If you pick a good first trust deed, you
don't care if the economy collapses.
Imagine you run a stock fund. You're brilliant. You manage to pick the stock of 100 companies that will survive the coming bad recession and which will go on to triple in value afterwards. "Aye, there's the rub."
When the next bad recession hits, the stock market crashes, and investors everywhere panic. There is a huge line of investors trying to redeem, and you are forced to sell your beautiful companies into a falling market for just 50 cents on the dollar.
Worse yet, it's not just the withdrawing investors who lose 50% of their holdings. The remaining investors in your fund lose 50% as well.
Now let' suppose you are a brilliant investor who sees a tsunami of red ink coming. You liquidate your stock positions and buy a small first trust deed yielding 7%. If you can limit your yield demands to just 7%, there is a very reasonable chance (no guarantees, folks!) your hard money broker can find you a first trust deed investment that will keep paying you through the slump.
At Blackburne & Sons, we saw 70% of our portfolio go upside down, as to the collateral, during the Great Recession.* In other words, our borrowers owed us more than their properties were worth. Nevertheless, most of our "junky little commercial loans" kept making their payments (some a little late) and successfully staggered through the real estate collapse.
Cute Story:
My two sons, when they were in college, taught me the term, "stagger distance." A bar is within stagger distance if it is close enough to the dorms to stagger home after a Saturday night's drinking binge. Haha!
* During the S&L Crisis and the Dot-Com Meltdown as well.
If you limit your yield demands to just 7%,
your broker can probably find you a first
trust deed that will survive the slump.
Remember, as long as your borrower keeps making his payments, you don't really care if the rest of the world crashes. Yes, real estate seems to crash by 45% during these semi-regular crashes, but it usually recovers to new highs within 2.5 years after hitting bottom.
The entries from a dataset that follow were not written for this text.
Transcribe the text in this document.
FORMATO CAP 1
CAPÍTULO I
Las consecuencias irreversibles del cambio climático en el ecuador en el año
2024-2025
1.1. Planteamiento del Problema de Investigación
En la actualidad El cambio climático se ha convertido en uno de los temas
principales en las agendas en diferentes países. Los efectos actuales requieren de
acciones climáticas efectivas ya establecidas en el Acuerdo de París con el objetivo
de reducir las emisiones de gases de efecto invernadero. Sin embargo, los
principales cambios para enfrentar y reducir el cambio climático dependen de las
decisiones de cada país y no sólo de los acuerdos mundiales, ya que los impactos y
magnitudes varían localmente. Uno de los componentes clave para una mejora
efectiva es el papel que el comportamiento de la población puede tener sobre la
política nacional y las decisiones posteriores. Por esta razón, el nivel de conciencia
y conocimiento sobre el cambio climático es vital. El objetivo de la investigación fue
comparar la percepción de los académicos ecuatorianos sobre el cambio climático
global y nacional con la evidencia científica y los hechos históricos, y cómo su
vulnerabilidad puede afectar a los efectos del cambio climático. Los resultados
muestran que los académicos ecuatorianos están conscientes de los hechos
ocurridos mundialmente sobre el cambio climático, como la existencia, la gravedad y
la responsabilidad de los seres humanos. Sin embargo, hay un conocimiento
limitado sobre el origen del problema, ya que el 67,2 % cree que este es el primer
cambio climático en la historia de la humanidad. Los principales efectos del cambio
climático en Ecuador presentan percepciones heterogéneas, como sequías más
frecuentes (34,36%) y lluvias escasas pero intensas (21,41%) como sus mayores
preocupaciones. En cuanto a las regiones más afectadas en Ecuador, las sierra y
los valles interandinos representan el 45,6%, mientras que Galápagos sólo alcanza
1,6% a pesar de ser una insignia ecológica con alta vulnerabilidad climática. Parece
No promises or guarantees here folks. You may get stuck in a stinky loan, despite being reasonable in your yield demands, so be sure to take lots of small pieces in lots of lower-yielding loans.
What Are Trust Deeds:
Trust deeds (or mortgages, depending on the state) are investments in a loan, secured by real estate, directly to the borrower. Rather than putting your money in the bank and having the bank make the real estate loan, private investors can actually make the loan directly.
The trust deed investment business is huge in California, and it has been around at least 80 years. Recent law changes now allow investors from every state to invest in trust deeds, as long as they are accredited investors. The good news is that you can earn 7% to 12% interest in first trust deeds. The bad news is that you, not the bank, take the loss if the loan goes bad.
Scary Disclosure Stuff:
Investing in first trust deeds involves substantial risk. A large and prolonged decline in real estate values is possible. Always maintain some liquidity. Foreclosed property always needs to be renovated. Before you invest with Blackburne & Sons, my own hard money shop, or any other reputable hard money outfit, you will be given a huge Offering Circular, which discloses many of the risks. Please be sure to read it, especially the Risk Factors section.